In New York, I would stroll around downtown for hours. I’d run into someone, which would turn into lunch or errands together. I’d stroll until dark and duck into a bar for a glass of wine, where I’d finish my Spelling Bee (favorite joy!) from The Times. God, I really miss New York.

But here in Austin, I’ve found a lot of joy in a new kind of strolling. I call it my Home Tour. I like taking walks through neighborhoods and admiring the architecture, the paint choices, the landscaping. I snap photos, which have now amounted to a folder on my phone. Future home notes! I never really wanted a house before. Now I think it might be kind of nice. Anyway, this is my no-matter-what personal joy: house spying. 

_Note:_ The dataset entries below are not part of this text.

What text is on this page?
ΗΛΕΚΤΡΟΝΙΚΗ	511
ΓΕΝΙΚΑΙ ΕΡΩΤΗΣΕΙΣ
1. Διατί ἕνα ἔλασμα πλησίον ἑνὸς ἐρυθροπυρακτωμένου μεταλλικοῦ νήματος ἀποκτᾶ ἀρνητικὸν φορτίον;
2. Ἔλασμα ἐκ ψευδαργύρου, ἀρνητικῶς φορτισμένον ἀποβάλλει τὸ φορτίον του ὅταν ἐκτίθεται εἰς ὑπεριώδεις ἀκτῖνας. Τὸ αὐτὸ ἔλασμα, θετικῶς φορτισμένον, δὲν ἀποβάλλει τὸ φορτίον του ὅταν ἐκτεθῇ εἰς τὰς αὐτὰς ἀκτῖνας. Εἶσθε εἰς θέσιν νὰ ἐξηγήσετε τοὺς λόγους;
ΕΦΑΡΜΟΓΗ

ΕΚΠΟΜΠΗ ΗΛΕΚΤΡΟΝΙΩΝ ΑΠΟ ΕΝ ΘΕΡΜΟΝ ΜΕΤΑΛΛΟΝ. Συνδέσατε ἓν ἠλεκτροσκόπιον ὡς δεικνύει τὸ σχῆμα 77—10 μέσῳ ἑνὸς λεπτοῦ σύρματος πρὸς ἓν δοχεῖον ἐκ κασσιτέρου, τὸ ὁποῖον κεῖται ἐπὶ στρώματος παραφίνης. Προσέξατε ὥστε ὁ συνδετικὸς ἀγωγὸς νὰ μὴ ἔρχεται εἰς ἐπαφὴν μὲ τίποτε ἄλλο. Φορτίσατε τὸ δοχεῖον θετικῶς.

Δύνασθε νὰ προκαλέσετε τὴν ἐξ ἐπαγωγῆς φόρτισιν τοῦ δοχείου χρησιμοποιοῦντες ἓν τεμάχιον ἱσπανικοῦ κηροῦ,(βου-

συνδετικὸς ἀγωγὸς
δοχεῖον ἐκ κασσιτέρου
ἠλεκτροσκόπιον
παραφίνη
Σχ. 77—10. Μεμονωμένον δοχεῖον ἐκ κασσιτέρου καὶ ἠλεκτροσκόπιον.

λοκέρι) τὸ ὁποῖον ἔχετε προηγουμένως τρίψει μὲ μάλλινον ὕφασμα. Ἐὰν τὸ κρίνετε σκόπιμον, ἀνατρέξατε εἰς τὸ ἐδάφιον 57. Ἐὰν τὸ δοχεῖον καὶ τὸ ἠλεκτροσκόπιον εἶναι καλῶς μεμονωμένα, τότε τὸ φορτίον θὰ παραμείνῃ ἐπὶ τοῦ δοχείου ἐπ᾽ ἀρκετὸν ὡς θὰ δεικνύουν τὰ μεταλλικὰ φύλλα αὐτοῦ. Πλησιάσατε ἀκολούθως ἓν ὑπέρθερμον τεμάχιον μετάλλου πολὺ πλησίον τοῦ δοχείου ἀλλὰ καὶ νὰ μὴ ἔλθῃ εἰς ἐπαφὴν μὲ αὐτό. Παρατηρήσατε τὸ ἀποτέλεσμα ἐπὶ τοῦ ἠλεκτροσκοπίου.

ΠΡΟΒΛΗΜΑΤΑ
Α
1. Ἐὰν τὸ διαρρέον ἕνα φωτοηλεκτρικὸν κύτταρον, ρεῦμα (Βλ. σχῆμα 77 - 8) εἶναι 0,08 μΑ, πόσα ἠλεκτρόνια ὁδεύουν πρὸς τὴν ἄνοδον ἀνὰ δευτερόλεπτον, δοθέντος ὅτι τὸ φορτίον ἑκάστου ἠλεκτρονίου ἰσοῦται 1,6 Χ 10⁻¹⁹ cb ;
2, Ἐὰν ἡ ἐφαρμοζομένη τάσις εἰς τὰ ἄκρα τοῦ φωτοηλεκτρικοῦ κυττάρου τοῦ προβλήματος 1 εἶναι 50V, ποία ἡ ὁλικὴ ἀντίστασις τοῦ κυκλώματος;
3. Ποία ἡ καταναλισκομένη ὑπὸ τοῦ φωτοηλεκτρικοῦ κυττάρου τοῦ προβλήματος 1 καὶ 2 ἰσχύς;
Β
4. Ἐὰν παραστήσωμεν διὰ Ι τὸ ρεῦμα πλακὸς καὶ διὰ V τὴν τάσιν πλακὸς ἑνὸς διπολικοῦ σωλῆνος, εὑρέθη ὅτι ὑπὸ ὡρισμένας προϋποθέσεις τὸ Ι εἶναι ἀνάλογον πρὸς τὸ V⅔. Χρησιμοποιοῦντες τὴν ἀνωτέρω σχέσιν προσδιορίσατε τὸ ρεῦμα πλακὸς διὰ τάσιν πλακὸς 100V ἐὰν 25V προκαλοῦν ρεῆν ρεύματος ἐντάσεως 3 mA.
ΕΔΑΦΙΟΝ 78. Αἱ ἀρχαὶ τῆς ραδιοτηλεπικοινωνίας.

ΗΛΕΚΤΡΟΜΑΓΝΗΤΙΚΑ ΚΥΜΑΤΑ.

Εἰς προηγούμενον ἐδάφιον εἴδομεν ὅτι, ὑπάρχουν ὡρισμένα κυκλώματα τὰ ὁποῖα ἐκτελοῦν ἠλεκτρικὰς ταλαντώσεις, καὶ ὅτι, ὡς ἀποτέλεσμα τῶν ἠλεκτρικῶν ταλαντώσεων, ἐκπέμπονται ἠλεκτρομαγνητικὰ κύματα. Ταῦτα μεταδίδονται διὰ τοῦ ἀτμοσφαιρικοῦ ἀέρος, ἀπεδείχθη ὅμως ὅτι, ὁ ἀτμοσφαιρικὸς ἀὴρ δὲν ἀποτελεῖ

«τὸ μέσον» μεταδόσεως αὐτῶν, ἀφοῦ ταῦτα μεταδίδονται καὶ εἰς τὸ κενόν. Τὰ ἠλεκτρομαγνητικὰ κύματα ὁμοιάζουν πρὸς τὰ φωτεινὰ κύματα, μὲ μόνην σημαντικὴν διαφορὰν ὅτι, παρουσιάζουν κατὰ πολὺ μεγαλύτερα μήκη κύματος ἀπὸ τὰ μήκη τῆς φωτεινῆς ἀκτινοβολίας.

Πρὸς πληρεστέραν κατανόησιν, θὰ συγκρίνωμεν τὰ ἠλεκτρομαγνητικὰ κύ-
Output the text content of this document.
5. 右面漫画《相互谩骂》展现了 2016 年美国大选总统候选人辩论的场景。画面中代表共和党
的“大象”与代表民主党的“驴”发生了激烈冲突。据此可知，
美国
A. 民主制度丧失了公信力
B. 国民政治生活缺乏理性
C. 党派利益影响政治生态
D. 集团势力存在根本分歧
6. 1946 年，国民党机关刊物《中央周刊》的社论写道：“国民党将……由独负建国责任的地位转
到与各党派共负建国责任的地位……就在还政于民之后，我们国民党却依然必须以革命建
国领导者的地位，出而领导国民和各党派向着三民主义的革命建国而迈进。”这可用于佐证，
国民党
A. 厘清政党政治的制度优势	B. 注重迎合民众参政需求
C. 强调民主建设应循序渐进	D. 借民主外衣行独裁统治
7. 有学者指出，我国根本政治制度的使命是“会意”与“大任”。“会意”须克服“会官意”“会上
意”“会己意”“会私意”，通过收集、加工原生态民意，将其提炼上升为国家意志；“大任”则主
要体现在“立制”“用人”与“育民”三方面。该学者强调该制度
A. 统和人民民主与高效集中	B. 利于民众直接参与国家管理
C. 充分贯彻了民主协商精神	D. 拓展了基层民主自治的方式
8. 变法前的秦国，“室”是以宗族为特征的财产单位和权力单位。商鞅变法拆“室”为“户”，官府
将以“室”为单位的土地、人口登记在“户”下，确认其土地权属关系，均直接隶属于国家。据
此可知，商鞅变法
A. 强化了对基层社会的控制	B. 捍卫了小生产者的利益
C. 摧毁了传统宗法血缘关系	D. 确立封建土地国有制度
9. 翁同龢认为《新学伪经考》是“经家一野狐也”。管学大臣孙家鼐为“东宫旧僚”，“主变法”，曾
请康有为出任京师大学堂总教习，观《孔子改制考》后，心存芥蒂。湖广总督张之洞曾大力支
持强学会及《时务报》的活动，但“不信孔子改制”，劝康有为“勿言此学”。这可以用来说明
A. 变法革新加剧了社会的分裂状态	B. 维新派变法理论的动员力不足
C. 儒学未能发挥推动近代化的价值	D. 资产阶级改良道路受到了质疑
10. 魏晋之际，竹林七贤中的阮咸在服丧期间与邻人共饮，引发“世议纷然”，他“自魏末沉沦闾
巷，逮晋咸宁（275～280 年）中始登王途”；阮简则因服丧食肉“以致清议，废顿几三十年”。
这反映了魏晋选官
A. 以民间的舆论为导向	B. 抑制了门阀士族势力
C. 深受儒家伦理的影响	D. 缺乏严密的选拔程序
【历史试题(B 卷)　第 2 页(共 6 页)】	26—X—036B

Advice for people who don’t know how to support small businesses right now

If you want to support small businesses, but don’t know where to start, seek out those that you love. DM them on Instagram or send them an email. Ask what would be valuable to them right now. I’ve learned so much from asking our own network of small food businesses. I assumed, at first, they were primarily struggling with sales, but when I asked them, I learned that it was actually the production, the reallocation of marketing dollars, or not knowing how to approach social media content at such a sensitive time. Even just asking will mean a lot to the business.